This work addresses the challenge of effectively leveraging large-scale, low-quality or out-of-distribution suboptimal robotic demonstration data in imitation learning. To this end, the authors propose a diffusion model–based approach that exploits the spectral power-law characteristics inherent in action sequences. By designing a noise-dependent data utilization mechanism, the method selectively extracts useful information from suboptimal demonstrations under varying noise levels and constructs a hierarchical learning architecture progressing from global to local policy refinement. Integrating diffusion policies, spectral analysis, and heterogeneous demonstration data, the proposed framework achieves substantial performance gains across six benchmark tasks and four types of suboptimal data, yielding up to a 33% improvement over current co-training baselines on the Open X-Embodiment dataset.

We propose Ambient Diffusion Policy, a simple and principled method for imitation learning from suboptimal data in robotics.
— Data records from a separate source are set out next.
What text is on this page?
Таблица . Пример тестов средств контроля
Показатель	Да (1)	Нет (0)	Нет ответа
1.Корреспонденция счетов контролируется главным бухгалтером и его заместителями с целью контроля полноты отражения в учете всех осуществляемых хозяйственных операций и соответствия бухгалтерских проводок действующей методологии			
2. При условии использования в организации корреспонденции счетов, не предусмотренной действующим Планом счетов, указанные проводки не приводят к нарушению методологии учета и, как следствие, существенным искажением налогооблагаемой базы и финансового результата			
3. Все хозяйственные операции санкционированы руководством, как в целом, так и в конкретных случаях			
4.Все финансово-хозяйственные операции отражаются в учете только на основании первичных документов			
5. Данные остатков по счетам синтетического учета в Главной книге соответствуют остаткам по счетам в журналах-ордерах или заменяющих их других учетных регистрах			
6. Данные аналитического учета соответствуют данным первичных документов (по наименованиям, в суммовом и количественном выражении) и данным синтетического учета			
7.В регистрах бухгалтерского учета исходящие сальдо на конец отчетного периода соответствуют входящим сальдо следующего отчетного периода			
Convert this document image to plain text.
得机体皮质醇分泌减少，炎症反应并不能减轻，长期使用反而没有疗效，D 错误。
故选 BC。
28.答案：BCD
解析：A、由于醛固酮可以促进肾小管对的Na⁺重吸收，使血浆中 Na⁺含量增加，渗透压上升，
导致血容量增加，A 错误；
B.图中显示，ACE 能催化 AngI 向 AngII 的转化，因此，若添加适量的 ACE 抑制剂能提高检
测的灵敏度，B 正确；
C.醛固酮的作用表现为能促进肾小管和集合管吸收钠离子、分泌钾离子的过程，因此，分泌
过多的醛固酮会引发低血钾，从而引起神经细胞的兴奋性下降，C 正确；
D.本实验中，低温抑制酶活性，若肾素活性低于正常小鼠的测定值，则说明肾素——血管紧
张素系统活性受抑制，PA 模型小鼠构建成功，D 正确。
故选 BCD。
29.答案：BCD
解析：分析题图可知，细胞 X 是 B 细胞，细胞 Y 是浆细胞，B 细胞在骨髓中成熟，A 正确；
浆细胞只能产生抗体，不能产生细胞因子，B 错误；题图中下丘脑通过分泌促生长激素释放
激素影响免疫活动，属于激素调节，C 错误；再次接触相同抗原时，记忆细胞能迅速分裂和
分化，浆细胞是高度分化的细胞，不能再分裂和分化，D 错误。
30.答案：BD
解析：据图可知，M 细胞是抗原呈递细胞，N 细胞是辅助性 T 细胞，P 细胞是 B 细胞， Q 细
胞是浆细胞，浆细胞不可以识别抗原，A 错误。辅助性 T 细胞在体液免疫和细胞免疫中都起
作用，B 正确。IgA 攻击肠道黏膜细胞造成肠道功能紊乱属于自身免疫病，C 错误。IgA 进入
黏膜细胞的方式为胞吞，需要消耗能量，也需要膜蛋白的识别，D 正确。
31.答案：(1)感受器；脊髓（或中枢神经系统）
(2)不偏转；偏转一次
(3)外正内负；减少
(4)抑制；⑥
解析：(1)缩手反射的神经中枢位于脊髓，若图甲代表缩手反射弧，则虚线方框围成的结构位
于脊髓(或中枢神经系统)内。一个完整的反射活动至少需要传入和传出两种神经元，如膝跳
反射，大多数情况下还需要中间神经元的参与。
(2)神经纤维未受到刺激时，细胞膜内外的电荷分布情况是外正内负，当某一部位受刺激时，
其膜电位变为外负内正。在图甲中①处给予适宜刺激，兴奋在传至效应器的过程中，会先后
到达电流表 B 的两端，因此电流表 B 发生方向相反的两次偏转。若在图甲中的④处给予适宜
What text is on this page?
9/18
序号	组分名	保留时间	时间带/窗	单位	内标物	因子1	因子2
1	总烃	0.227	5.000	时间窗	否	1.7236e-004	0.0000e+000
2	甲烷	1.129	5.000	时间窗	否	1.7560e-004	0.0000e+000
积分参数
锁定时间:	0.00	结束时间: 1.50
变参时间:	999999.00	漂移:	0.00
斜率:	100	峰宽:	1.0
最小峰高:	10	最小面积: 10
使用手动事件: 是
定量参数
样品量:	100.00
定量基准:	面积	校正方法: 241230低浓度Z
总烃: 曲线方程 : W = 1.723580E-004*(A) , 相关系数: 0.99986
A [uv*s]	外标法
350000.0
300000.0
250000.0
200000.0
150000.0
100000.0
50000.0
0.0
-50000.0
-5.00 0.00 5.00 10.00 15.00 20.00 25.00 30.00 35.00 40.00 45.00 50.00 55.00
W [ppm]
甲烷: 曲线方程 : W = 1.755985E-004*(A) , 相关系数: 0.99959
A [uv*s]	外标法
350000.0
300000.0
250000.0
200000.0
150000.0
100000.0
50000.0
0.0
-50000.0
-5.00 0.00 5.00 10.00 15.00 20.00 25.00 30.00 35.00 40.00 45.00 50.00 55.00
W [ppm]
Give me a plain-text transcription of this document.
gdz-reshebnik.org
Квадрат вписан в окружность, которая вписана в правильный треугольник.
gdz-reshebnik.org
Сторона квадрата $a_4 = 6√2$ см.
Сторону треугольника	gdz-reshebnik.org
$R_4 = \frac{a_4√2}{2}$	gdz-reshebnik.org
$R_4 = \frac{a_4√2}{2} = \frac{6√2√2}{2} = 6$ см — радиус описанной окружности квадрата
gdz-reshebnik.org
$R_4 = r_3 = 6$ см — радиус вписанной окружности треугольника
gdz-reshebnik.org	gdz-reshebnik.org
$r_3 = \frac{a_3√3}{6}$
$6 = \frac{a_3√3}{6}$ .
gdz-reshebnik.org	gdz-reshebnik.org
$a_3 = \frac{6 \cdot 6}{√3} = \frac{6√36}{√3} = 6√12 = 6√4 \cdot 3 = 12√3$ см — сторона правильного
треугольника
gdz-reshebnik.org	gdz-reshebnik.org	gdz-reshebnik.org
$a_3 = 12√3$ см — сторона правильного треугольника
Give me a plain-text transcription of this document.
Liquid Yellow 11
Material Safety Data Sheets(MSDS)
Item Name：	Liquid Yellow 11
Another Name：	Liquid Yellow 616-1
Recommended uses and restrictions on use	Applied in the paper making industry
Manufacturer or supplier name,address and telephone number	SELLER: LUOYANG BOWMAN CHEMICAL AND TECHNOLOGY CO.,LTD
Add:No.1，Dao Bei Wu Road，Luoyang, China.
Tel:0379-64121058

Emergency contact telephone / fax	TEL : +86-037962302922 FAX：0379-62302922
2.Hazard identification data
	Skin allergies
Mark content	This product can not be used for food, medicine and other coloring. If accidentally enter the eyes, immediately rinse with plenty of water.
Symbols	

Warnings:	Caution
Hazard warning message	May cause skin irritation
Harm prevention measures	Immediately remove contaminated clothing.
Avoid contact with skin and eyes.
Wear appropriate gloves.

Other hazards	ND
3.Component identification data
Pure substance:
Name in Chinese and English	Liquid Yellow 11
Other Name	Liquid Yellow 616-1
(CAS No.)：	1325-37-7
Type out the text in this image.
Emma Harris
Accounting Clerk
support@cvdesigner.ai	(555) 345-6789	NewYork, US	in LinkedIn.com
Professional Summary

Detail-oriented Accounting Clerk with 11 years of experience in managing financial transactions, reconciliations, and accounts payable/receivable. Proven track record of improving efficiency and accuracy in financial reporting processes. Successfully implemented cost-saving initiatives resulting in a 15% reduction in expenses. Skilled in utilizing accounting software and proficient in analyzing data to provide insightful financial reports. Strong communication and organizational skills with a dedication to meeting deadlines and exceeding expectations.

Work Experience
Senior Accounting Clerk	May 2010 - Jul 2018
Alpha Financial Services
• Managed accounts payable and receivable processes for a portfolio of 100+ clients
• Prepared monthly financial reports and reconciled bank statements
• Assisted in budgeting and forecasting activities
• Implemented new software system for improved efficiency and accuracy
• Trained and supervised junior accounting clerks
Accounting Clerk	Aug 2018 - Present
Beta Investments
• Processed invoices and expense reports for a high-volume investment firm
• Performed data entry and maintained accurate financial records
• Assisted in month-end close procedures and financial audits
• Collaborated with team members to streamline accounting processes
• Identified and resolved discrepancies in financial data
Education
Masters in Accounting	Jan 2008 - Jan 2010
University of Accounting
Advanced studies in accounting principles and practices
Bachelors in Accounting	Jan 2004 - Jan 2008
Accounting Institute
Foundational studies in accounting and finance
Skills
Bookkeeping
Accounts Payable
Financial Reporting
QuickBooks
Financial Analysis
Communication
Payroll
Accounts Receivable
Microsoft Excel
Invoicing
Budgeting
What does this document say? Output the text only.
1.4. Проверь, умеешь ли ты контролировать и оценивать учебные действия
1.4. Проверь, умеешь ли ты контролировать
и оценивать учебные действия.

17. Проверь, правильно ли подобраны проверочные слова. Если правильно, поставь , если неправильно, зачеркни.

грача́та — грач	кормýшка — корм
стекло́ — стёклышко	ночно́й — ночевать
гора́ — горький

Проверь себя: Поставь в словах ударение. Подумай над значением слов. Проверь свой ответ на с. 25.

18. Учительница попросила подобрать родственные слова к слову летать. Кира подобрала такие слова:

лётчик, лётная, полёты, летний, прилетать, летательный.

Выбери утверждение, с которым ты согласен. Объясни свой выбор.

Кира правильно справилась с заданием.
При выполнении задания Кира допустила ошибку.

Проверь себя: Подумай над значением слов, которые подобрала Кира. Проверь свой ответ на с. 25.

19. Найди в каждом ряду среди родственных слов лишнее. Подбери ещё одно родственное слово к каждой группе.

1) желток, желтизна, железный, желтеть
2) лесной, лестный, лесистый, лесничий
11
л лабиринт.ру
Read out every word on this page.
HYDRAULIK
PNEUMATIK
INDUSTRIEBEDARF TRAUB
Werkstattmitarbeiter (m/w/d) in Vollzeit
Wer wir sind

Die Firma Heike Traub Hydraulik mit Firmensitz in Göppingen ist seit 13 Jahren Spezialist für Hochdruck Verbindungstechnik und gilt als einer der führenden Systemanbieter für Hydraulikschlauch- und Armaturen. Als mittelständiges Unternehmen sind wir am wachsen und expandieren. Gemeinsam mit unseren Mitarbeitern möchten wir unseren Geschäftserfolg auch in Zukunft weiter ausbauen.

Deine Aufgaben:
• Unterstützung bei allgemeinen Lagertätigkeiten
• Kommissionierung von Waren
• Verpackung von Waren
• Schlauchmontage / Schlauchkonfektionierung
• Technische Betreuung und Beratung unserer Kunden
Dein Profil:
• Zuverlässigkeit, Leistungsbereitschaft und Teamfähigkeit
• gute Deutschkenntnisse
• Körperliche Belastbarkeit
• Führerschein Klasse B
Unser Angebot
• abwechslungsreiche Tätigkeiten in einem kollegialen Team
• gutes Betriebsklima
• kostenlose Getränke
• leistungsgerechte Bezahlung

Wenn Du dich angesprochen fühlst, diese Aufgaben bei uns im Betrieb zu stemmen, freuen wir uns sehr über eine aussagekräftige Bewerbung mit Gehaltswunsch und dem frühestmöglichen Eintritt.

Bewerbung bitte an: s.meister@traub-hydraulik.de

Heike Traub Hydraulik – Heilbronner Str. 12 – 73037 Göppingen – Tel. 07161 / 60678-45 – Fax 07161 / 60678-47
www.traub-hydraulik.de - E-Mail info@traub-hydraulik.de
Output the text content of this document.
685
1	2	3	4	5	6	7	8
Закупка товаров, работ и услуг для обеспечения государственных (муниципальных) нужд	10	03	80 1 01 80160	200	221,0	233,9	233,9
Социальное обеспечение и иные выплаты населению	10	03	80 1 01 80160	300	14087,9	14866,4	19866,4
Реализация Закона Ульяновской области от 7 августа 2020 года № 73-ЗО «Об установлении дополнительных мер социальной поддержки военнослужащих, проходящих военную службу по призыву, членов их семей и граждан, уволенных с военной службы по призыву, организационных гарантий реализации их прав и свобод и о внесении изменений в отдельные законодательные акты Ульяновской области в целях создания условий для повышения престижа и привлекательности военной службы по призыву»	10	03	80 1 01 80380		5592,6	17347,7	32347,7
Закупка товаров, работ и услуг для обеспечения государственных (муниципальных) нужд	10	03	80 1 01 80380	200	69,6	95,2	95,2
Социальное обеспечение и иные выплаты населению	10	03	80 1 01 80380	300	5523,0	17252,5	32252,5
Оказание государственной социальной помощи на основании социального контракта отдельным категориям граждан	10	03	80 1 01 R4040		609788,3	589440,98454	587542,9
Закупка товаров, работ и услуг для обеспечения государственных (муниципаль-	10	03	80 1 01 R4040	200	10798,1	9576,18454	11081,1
High-quality, task-specific robot data is expensive and time-consuming to collect, while suboptimal datasets with lower-quality or out-of-distribution demonstrations are abundant. Existing methods that co-train on both data sources in robotics often fail to separate the meaningful and the harmful features in the suboptimal samples. In contrast, our method extracts only the useful features by introducing a new axis to co-training in robotics: noise-dependent data usage. Ambient Diffusion Policy restricts the contribution of suboptimal data during training to only the high and low diffusion times. To rigorously justify our approach, we first observe that robot action data exhibits a spectral power law. This induces two important properties on the optimal Diffusion Policy that we exploit: a global-to-local hierarchy and locality. We theoretically formalize this discussion using a simplified model. Our experiments validate Ambient Diffusion Policy on four types of suboptimal action data (noisy trajectories, sim-to-real gap, task mismatch, and large-scale data mixtures) across six tasks. The results show that it effectively learns from arbitrary sources of suboptimal data. Notably, it outperforms existing co-training baselines by up to 33% when scaled to Open X-Embodiment - a large dataset with heterogeneous data quality and unstructured distribution shifts. Overall, Ambient Diffusion Policy increases the utility of suboptimal demonstrations and expands the set of usable data sources in robotics.